Developing and sustaining an effective local SEND system
A practical guide for councils and partners
Authors: Ben Bryant and Beth Swords
In recent years, there has been an increasing public focus on the nature and quality of support provided to children and young people with special educational needs and disability (SEND). It is a certainly a welcome development that public debates, in both policy circles and the media, are increasingly considering how effectively services support children and young people with additional needs. Often, however, these debates centre on the challenges that local services face in providing the right support at the right time. From our discussions with local councils and their partners through this project, and our wider work with local areas across England, there was a strong view that local areas are feeling considerable pressure and facing significant challenges in providing the support needed by young people with SEND.

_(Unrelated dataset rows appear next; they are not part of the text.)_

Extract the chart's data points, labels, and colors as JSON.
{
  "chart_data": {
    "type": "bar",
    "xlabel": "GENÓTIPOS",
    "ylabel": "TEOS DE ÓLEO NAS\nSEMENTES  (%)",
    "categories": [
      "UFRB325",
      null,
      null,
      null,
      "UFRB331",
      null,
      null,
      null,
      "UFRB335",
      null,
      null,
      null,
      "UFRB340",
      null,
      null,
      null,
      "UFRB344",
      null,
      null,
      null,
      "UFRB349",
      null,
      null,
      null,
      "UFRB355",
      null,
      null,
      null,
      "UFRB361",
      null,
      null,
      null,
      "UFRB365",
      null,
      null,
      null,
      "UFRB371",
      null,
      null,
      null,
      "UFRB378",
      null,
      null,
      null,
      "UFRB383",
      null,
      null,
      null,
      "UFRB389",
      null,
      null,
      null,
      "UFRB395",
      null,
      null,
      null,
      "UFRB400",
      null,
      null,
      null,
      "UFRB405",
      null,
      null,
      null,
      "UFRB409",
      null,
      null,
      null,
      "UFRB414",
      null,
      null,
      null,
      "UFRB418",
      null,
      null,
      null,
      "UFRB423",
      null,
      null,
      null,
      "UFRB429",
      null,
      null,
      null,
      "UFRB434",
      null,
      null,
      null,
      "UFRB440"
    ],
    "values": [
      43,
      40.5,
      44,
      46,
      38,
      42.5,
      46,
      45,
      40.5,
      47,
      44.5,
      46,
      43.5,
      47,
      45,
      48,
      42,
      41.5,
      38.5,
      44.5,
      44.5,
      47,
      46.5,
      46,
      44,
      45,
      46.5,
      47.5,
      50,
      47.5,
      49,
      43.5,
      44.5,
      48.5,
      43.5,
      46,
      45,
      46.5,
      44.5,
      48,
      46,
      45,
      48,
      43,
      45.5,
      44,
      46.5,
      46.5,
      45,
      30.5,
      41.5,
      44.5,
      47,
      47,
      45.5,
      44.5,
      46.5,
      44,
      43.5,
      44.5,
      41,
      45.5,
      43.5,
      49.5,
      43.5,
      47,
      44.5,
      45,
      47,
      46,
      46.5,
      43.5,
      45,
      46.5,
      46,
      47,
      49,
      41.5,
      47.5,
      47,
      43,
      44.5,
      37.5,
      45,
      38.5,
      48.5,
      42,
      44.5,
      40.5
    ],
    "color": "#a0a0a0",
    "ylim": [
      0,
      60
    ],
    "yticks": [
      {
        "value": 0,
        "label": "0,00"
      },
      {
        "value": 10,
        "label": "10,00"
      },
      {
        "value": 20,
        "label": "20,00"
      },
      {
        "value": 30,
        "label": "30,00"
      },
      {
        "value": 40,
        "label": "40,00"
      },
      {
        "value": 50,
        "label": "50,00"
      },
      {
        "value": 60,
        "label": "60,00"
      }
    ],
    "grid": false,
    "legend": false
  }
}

The aims of this project are not, however, to detail those challenges. In part, that is because other pieces of work have been undertaken or are underway that are seeking to describe and evidence those challenges, and to influence the way in which they might be redressed. (For example, we are carrying out a parallel research project commissioned by the Local Government Association (LGA) to detail the nature of the funding pressures on local area’s resources for children and young people with SEND and high needs.) In part, this is because there is also an important role for a complementary piece of work, which takes the current system and its challenges as they are. This project seeks to consider what partners in local areas can do at the level of the local system to establish and sustain effective practice in identifying needs, providing support, using existing resources to best effect, and achieving the best outcomes for children and young people with SEND. In much of our work on SEND and inclusion, we often find local areas contending with a similar set of challenges. Furthermore, in many of the local areas with whom we have work, we have come across effective initiatives and projects to address those challenges. Often, however, there are few opportunities for leaders from local areas to come together to share promising approaches to addressing common challenges.
For this reason, the LGA commissioned Isos Partnership to undertake a project to work with local councils and their partners to:
a. draw together what partners in local areas have done to develop and sustain effective, system-level approaches to supporting young people with SEND;
b. from these approaches, distil some key practical messages that could be used by partners in local areas across the country, adapted to their local circumstances and priorities; and
c. share, develop and refine these key messages formatively and iteratively through co-productive discussions with leaders from local areas across the country.